CLC comments on Coverage Analysis for Immunotherapy
July 30, 2010
Louis B. Jacques, MD
RE: National Coverage Analysis for Autologous Cellular Immunotherapy Treatment of Metastatic Prostate Cancer (CAG-00422N)
Dear Dr. Jacques:
The undersigned organizations, members of the Cancer Leadership Council, represent cancer patients, providers and research entities. Our common interest is to ensure access to quality care for people who have been diagnosed with cancer or who are at risk of cancer. We are deeply troubled by the recent action of the Centers for Medicare & Medicaid Services (CMS) initiating a national coverage analysis (NCA) for an immunotherapy product, sipuleucel-T or PROVENGE, approved by the Food and Drug Administration (FDA) in April 2010 for the treatment of hormone refractory prostate cancer.
According to the NCA Tracking Sheet, CMS intends to conduct its own independent review of whether this immunotherapy is reasonable and necessary for the treatment of prostate cancer, as indicated in the FDA-approved labeling.

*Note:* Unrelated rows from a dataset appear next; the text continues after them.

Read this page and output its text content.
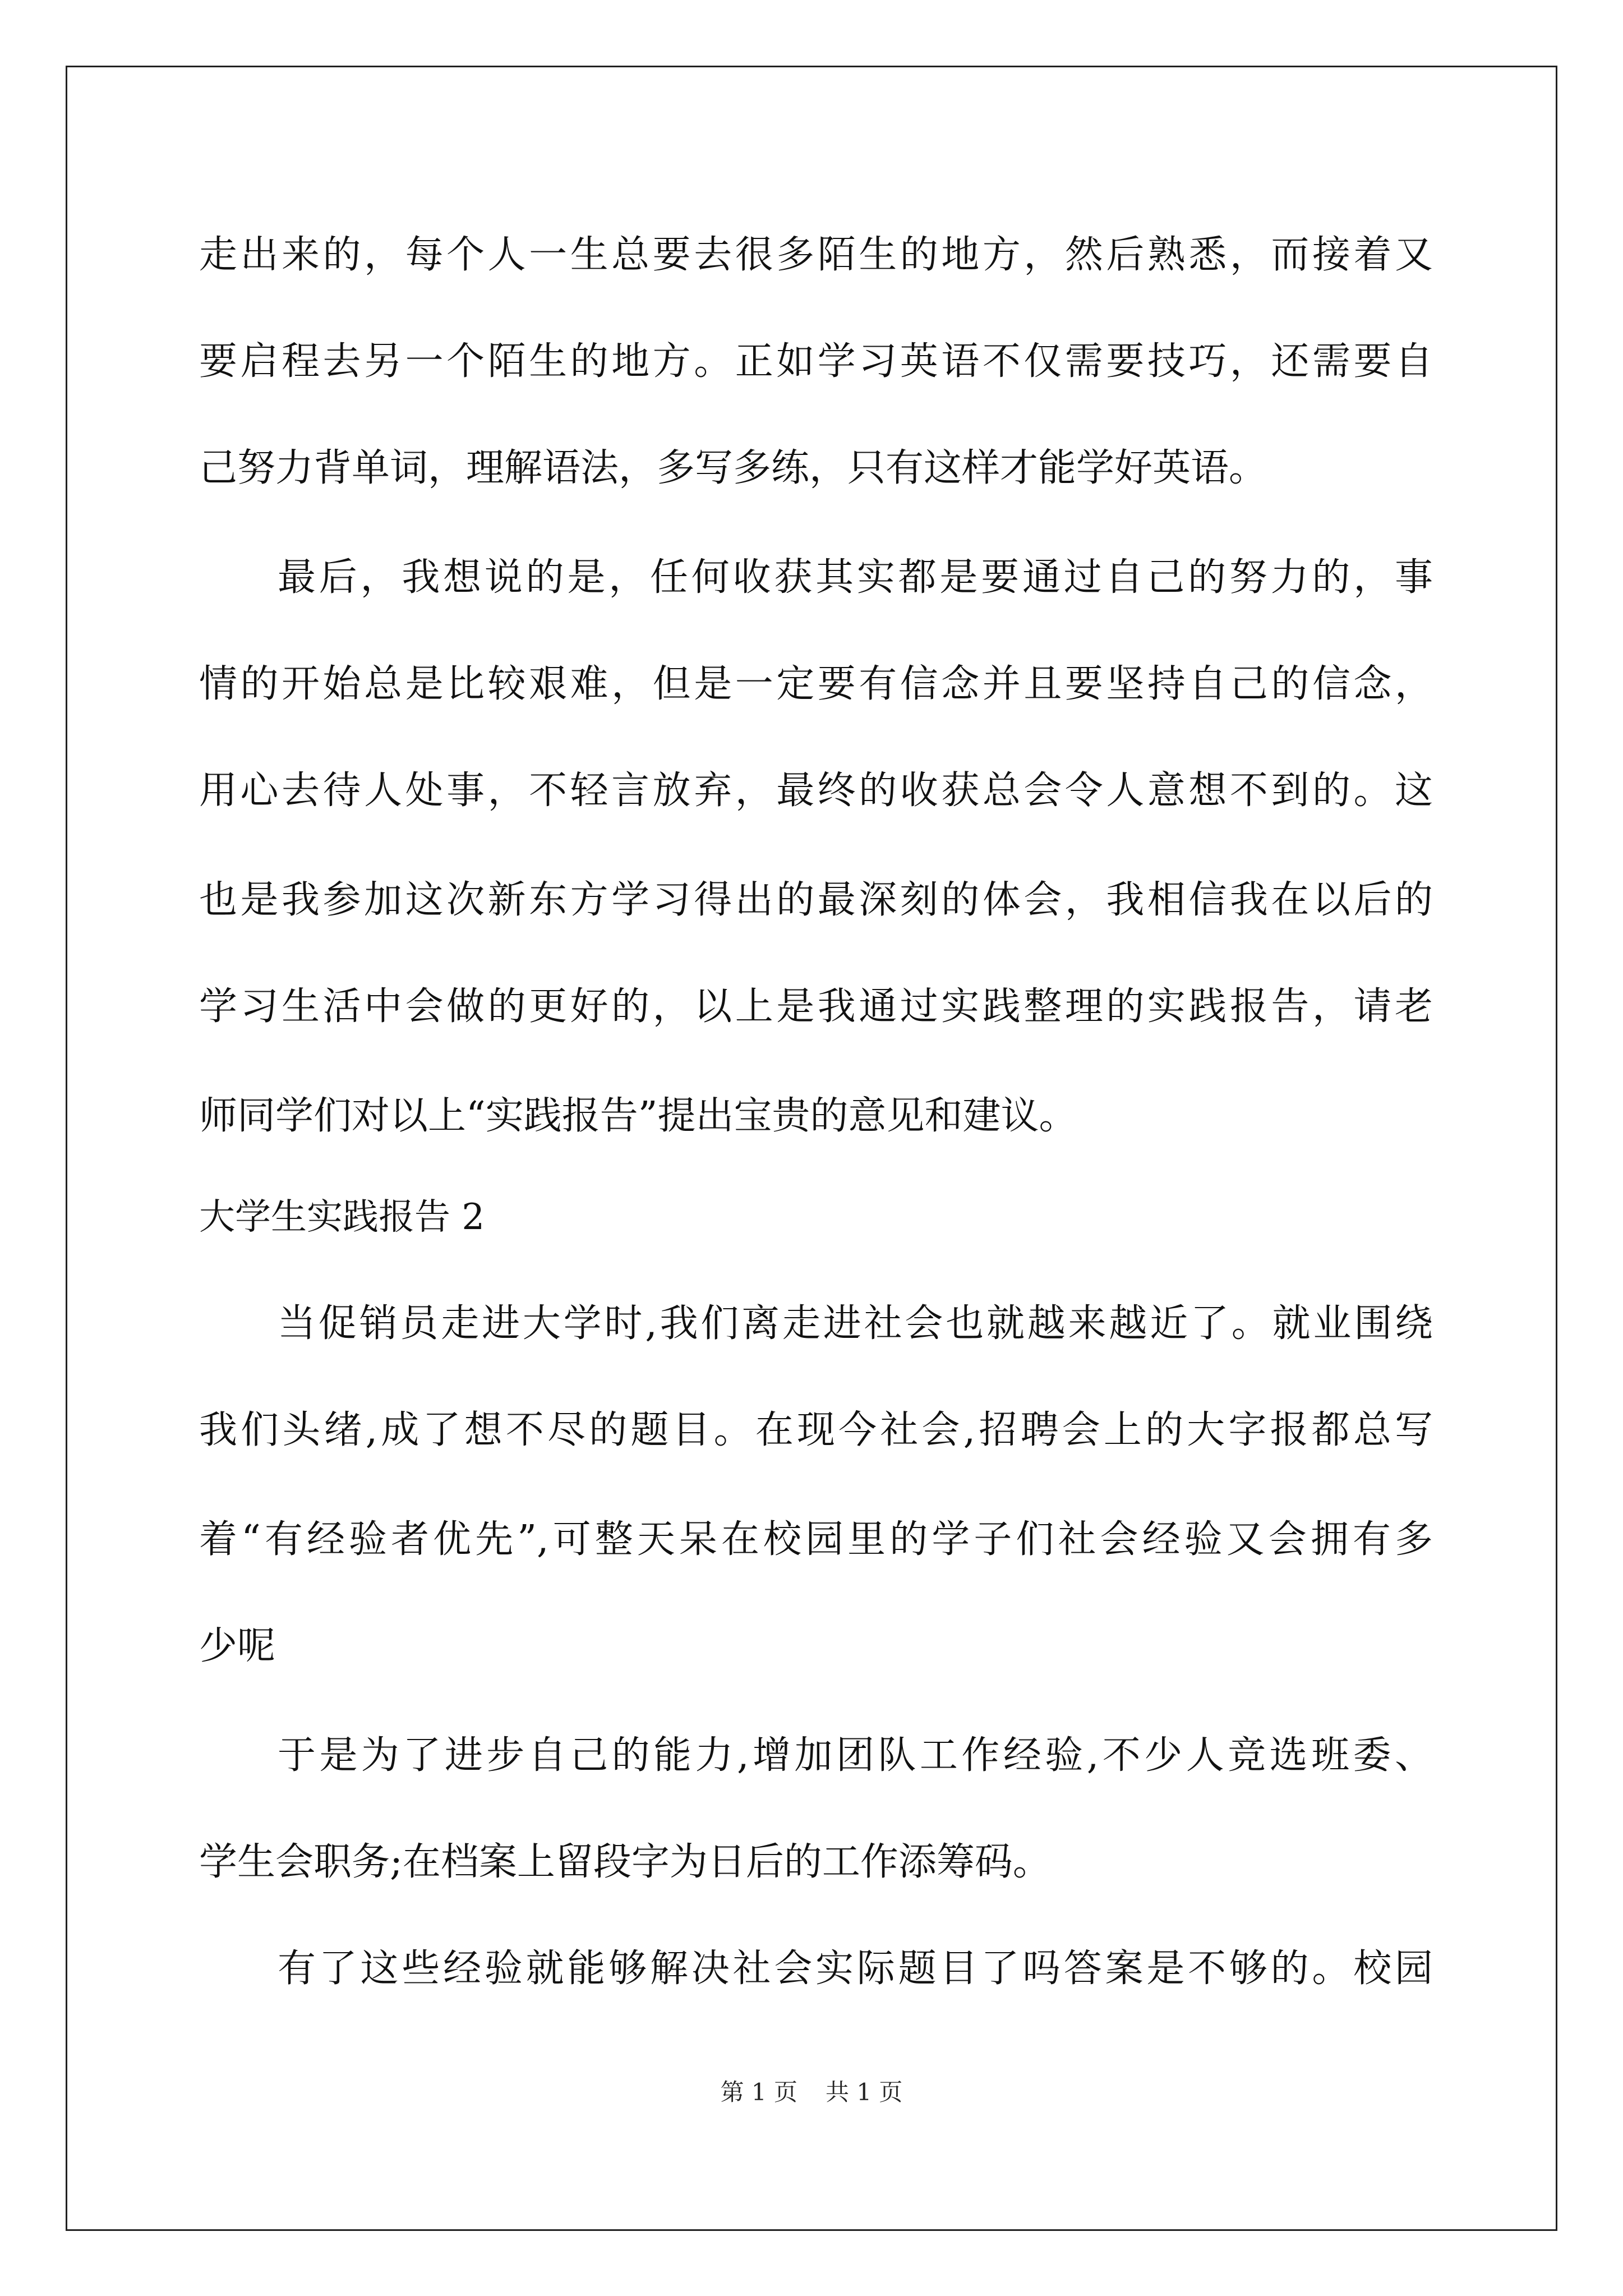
走出来的，每个人一生总要去很多陌生的地方，然后熟悉，而接着又
要启程去另一个陌生的地方。正如学习英语不仅需要技巧，还需要自
己努力背单词，理解语法，多写多练，只有这样才能学好英语。
最后，我想说的是，任何收获其实都是要通过自己的努力的，事
情的开始总是比较艰难，但是一定要有信念并且要坚持自己的信念，
用心去待人处事，不轻言放弃，最终的收获总会令人意想不到的。这
也是我参加这次新东方学习得出的最深刻的体会，我相信我在以后的
学习生活中会做的更好的，以上是我通过实践整理的实践报告，请老
师同学们对以上“实践报告”提出宝贵的意见和建议。
大学生实践报告 2
当促销员走进大学时,我们离走进社会也就越来越近了。就业围绕
我们头绪,成了想不尽的题目。在现今社会,招聘会上的大字报都总写
着“有经验者优先”,可整天呆在校园里的学子们社会经验又会拥有多
少呢
于是为了进步自己的能力,增加团队工作经验,不少人竞选班委、
学生会职务;在档案上留段字为日后的工作添筹码。
有了这些经验就能够解决社会实际题目了吗答案是不够的。校园
第 1 页 共 1 页
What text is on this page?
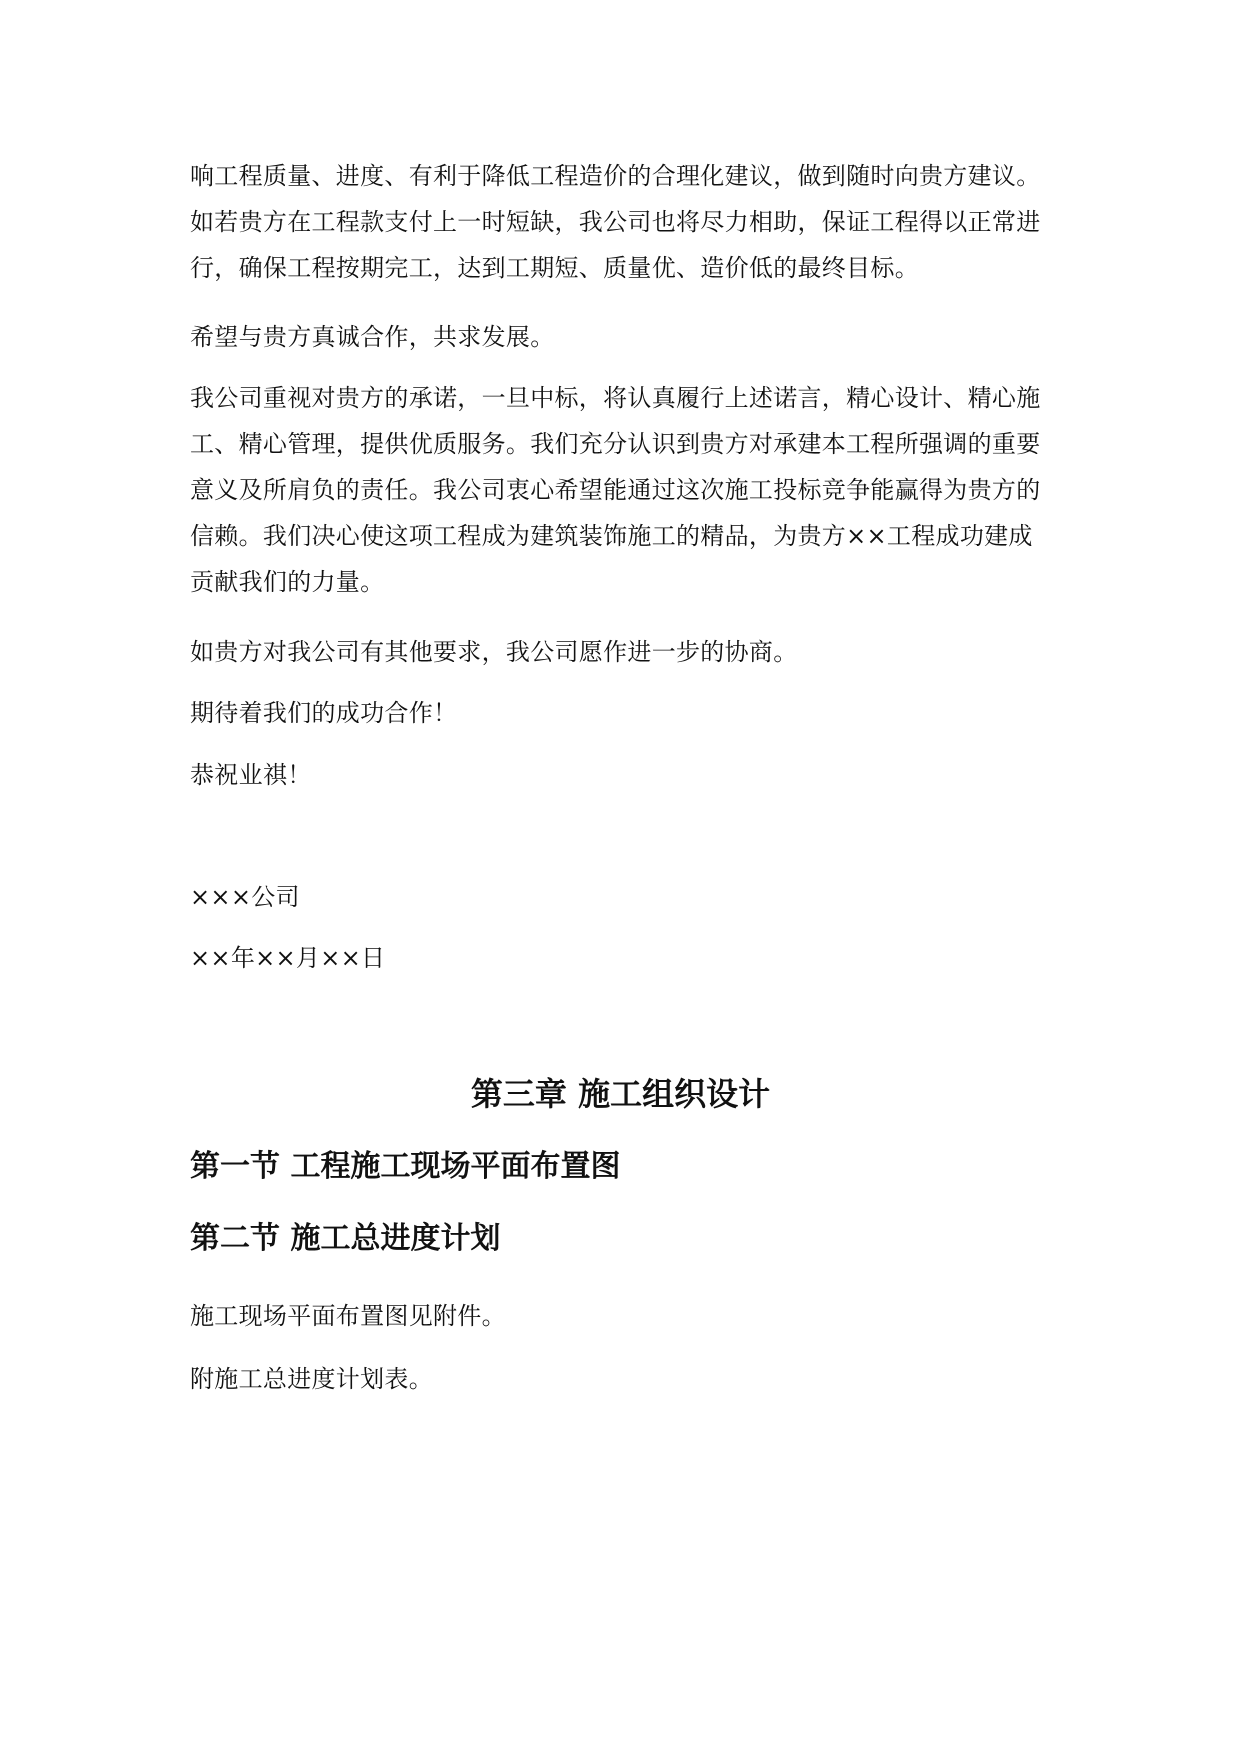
响工程质量、进度、有利于降低工程造价的合理化建议，做到随时向贵方建议。
如若贵方在工程款支付上一时短缺，我公司也将尽力相助，保证工程得以正常进
行，确保工程按期完工，达到工期短、质量优、造价低的最终目标。
希望与贵方真诚合作，共求发展。
我公司重视对贵方的承诺，一旦中标，将认真履行上述诺言，精心设计、精心施
工、精心管理，提供优质服务。我们充分认识到贵方对承建本工程所强调的重要
意义及所肩负的责任。我公司衷心希望能通过这次施工投标竞争能赢得为贵方的
信赖。我们决心使这项工程成为建筑装饰施工的精品，为贵方××工程成功建成
贡献我们的力量。
如贵方对我公司有其他要求，我公司愿作进一步的协商。
期待着我们的成功合作！
恭祝业祺！
×××公司
××年××月××日
第三章 施工组织设计
第一节 工程施工现场平面布置图
第二节 施工总进度计划
施工现场平面布置图见附件。
附施工总进度计划表。
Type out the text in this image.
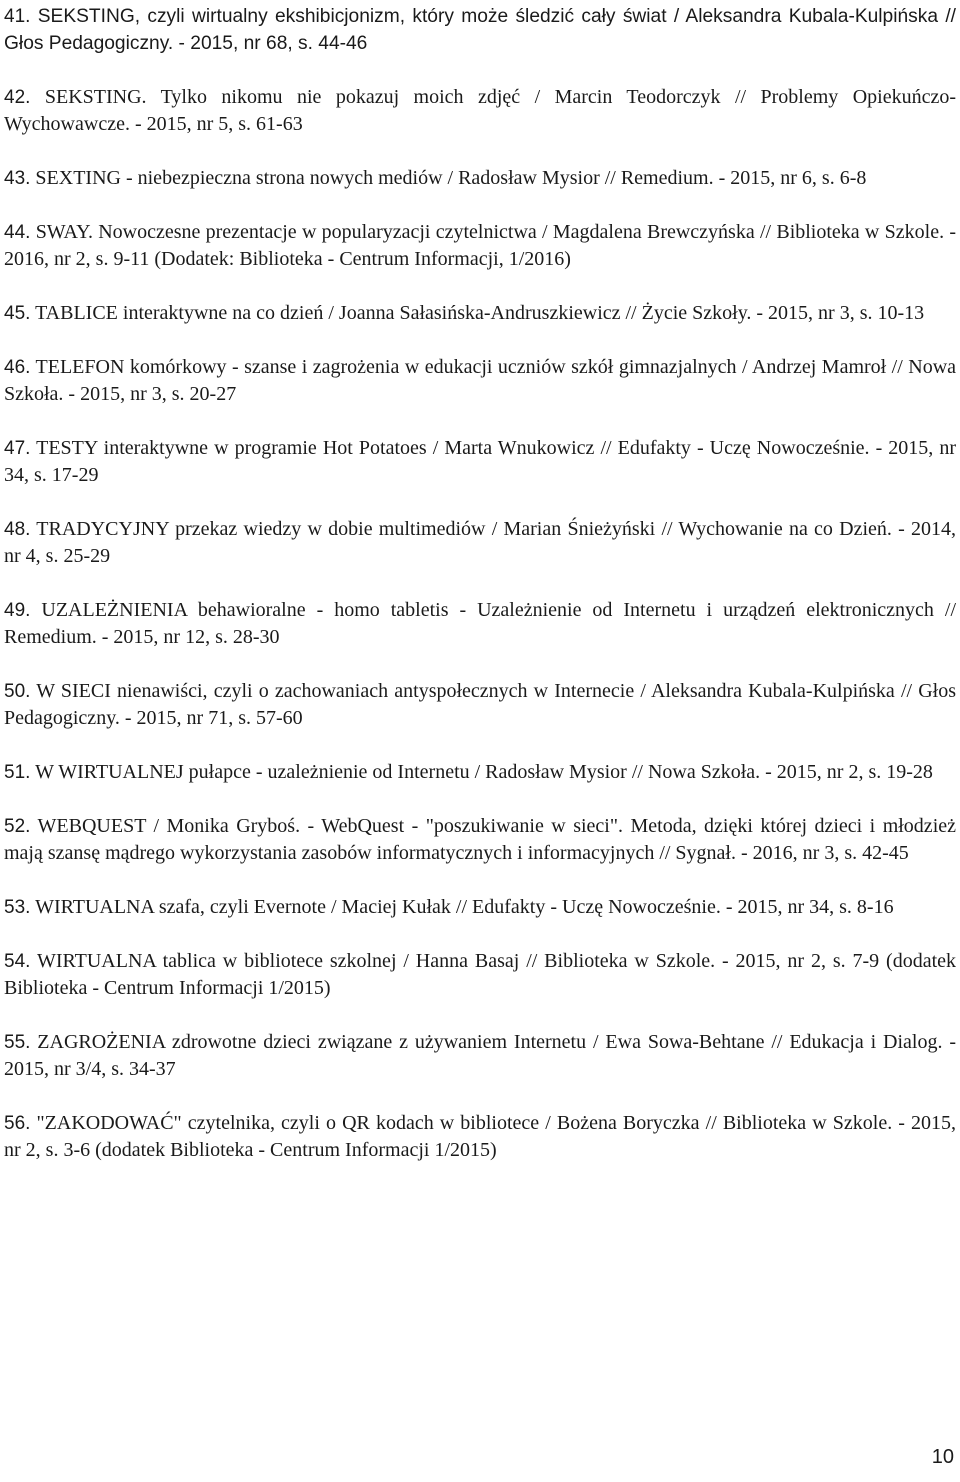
41. SEKSTING, czyli wirtualny ekshibicjonizm, który może śledzić cały świat / Aleksandra Kubala-Kulpińska // Głos Pedagogiczny. - 2015, nr 68, s. 44-46

42. SEKSTING. Tylko nikomu nie pokazuj moich zdjęć / Marcin Teodorczyk // Problemy Opiekuńczo-Wychowawcze. - 2015, nr 5, s. 61-63

43. SEXTING - niebezpieczna strona nowych mediów / Radosław Mysior // Remedium. - 2015, nr 6, s. 6-8

44. SWAY. Nowoczesne prezentacje w popularyzacji czytelnictwa / Magdalena Brewczyńska // Biblioteka w Szkole. - 2016, nr 2, s. 9-11 (Dodatek: Biblioteka - Centrum Informacji, 1/2016)

45. TABLICE interaktywne na co dzień / Joanna Sałasińska-Andruszkiewicz // Życie Szkoły. - 2015, nr 3, s. 10-13

46. TELEFON komórkowy - szanse i zagrożenia w edukacji uczniów szkół gimnazjalnych / Andrzej Mamroł // Nowa Szkoła. - 2015, nr 3, s. 20-27

47. TESTY interaktywne w programie Hot Potatoes / Marta Wnukowicz // Edufakty - Uczę Nowocześnie. - 2015, nr 34, s. 17-29

48. TRADYCYJNY przekaz wiedzy w dobie multimediów / Marian Śnieżyński // Wychowanie na co Dzień. - 2014, nr 4, s. 25-29

49. UZALEŻNIENIA behawioralne - homo tabletis - Uzależnienie od Internetu i urządzeń elektronicznych // Remedium. - 2015, nr 12, s. 28-30

50. W SIECI nienawiści, czyli o zachowaniach antyspołecznych w Internecie / Aleksandra Kubala-Kulpińska // Głos Pedagogiczny. - 2015, nr 71, s. 57-60

51. W WIRTUALNEJ pułapce - uzależnienie od Internetu / Radosław Mysior // Nowa Szkoła. - 2015, nr 2, s. 19-28

52. WEBQUEST / Monika Gryboś. - WebQuest - "poszukiwanie w sieci". Metoda, dzięki której dzieci i młodzież mają szansę mądrego wykorzystania zasobów informatycznych i informacyjnych // Sygnał. - 2016, nr 3, s. 42-45

53. WIRTUALNA szafa, czyli Evernote / Maciej Kułak // Edufakty - Uczę Nowocześnie. - 2015, nr 34, s. 8-16

54. WIRTUALNA tablica w bibliotece szkolnej / Hanna Basaj // Biblioteka w Szkole. - 2015, nr 2, s. 7-9 (dodatek Biblioteka - Centrum Informacji 1/2015)

55. ZAGROŻENIA zdrowotne dzieci związane z używaniem Internetu / Ewa Sowa-Behtane // Edukacja i Dialog. - 2015, nr 3/4, s. 34-37

56. "ZAKODOWAĆ" czytelnika, czyli o QR kodach w bibliotece / Bożena Boryczka // Biblioteka w Szkole. - 2015, nr 2, s. 3-6 (dodatek Biblioteka - Centrum Informacji 1/2015)

10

In this undertaking, CMS proposes to contract with “an external entity” to perform a technology assessment and then to consult with the Medicare Evidence Development and Coverage Advisory Committee (MEDCAC) before making a coverage determination. It is anticipated that this process will take a year to reach conclusion.
This proposed course of action is wasteful, needlessly dilatory and expensive, and inconsistent with the Medicare statute. There is no legal or medical basis to deny Medicare coverage for this product as approved by FDA. Moreover, aside from the impact on Medicare beneficiaries, this action by CMS will cast a pall over decisions by private insurers to extend coverage to this new immunotherapy, so that men of all ages with prostate cancer may find themselves denied access to potentially life-extending treatment.
Since 1993, section 1861(t)(2) of the Medicare statute has provided specific definition of drugs covered by the program for use ”in an anticancer chemotherapeutic regimen for a medically accepted indication,” which is further defined to include “any use which has been approved by the Food and Drug Administration,” as well as certain unapproved uses reflected in medical compendia. The statute thus clearly envisions that Medicare coverage for cancer drugs will flow from approval by FDA, and CMS has historically followed this practice.
In this instance, CMS suggests deviation from this normal practice on the basis of a potential determination under section 1862(a)(1)(A) of the Act that the FDA-approved product is “not reasonable and necessary for the . . . treatment of illness. . . .” Given the extensive review of the clinical trial data by FDA, the Department’s leading scientific and medical component, as well as the demonstrated survival advantage conveyed by the product, it is difficult to envision a basis for CMS and its outside consultants to make such a determination on the basis of anything other than cost, which we do not believe is permissible, even under section 1862 (a)(1)(A).
We strongly urge that CMS act promptly to withdraw the NCA in order to remove the cloud of uncertainty that has been inappropriately placed over this product.